A naive convolution of a matrix MxN with a filter k₁xk₂ has a computational complexity of O(MNk₁k₂) with data requirements of O(MN).

In other words, pretty ugly unless these are all small, tiny constants.

So yes, given this, you can almost certainly get a huge benefit here from using a more efficient convolution algorithm.

At a brief glance, what your code appears to be doing makes me think that using a Summed Area Table will get you a huge speed-up over your current method.
Here’s the “what the heck is that?” page from the Convolution optimisation resources link:

Here’s an old 2012 AMD presentation that talks about doing fast O(1) blurs using a Summed Area Table:

Summed–Area Tables And Their Application to Dynamic And Their Application to Dynamic Glossy Environment Reflections (AMD)

And here’s a GPU Gems 3 chapter that talks about how to compute Summed-Area Tables efficiently with a compute kernel:

Chapter 39. Parallel Prefix Sum (Scan) with CUDA (NVIDIA)

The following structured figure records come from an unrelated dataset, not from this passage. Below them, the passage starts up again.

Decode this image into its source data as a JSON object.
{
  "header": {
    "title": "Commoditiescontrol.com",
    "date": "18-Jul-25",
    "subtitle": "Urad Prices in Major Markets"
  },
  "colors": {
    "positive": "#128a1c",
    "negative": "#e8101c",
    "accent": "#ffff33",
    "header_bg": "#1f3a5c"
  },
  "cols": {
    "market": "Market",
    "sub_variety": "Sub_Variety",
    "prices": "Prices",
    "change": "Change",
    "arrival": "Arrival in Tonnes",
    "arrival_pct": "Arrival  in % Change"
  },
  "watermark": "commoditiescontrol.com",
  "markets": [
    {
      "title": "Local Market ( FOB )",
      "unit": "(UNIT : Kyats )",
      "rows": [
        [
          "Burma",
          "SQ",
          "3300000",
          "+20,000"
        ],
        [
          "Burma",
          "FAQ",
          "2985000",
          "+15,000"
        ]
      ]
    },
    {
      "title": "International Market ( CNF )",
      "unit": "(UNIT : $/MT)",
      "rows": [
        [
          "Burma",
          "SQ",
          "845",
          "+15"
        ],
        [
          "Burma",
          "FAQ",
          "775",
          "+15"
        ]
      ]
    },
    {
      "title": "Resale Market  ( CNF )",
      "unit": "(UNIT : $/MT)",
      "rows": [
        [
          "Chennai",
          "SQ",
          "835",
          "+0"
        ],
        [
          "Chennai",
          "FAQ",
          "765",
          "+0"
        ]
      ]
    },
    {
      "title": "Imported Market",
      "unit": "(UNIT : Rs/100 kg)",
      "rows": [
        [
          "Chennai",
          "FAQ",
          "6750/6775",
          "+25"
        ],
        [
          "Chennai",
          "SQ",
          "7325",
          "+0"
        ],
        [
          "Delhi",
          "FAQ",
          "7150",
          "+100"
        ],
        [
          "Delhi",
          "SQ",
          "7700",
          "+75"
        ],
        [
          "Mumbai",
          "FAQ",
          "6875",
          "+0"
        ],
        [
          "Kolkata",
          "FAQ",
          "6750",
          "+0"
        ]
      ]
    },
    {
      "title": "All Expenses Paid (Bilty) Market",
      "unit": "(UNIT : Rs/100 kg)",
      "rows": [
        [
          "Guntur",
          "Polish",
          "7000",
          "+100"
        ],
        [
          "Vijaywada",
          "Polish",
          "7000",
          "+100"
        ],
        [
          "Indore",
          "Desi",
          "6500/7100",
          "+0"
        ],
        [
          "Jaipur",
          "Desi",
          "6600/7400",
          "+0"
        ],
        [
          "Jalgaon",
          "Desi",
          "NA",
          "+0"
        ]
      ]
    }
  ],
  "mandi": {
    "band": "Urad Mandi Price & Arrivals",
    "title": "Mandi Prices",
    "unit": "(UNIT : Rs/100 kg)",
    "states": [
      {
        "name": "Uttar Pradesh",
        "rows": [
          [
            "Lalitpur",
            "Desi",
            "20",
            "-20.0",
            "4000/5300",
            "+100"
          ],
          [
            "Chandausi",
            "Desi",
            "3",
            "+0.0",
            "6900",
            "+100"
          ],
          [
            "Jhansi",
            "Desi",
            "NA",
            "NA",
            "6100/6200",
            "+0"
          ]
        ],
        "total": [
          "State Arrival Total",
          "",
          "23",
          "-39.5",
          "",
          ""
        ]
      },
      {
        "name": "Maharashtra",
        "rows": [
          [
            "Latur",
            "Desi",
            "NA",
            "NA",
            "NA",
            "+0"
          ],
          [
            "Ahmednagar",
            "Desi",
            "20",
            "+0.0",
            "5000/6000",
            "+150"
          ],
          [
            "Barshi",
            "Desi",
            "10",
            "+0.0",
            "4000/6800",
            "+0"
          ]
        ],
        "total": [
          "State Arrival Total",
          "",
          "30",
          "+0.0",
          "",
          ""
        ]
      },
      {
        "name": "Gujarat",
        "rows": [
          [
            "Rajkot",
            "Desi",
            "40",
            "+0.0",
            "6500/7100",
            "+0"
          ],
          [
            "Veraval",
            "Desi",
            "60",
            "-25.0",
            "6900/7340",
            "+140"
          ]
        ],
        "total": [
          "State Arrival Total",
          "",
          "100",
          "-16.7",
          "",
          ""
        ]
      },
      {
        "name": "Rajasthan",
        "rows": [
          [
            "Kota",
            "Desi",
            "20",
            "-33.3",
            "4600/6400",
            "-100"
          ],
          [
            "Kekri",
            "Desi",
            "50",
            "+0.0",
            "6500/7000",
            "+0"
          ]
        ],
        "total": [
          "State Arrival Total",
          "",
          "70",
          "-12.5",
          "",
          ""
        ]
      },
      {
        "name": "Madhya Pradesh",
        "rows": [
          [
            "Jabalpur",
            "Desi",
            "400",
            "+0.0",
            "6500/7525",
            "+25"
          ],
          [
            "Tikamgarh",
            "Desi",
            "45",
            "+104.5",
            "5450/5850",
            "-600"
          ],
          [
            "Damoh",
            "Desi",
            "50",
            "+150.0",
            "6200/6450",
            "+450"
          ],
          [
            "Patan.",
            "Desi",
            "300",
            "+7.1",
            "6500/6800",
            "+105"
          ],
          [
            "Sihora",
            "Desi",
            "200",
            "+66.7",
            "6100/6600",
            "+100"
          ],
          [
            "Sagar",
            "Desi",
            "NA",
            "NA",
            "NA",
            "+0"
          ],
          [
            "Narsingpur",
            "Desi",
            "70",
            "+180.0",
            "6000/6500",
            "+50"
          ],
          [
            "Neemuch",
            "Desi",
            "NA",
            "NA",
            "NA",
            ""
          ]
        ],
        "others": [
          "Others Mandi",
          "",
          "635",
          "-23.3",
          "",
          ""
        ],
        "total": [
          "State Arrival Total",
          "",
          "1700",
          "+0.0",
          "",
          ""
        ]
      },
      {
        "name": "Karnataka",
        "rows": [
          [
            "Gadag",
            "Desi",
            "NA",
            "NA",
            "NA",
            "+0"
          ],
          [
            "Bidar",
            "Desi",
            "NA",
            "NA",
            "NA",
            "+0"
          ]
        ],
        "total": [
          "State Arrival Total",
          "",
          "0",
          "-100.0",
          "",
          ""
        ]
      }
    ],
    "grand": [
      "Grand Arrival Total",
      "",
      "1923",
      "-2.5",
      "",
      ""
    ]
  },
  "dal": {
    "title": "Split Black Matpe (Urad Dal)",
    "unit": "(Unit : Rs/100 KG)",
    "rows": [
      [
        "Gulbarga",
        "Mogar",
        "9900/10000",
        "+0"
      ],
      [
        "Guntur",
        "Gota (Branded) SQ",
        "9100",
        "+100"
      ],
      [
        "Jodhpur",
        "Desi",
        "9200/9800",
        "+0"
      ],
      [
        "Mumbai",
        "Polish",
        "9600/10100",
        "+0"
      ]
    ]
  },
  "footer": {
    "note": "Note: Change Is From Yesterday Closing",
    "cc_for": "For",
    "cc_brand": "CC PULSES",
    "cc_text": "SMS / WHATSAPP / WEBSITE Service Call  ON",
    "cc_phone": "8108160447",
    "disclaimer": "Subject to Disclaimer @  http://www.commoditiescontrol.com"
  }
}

Some random OpenCL Summed-Area Table Compute code, and the paper describing the technique they used:

Honestly, I would switch your to a more efficient algorithm first. I expect the speed-up you’ll get will be so extreme that you’ll have no need to subdivide your work into multiple kernel executions. But I could be wrong.

system · May 24, 2022, 1:18am

This topic was automatically closed 183 days after the last reply. New replies are no longer allowed.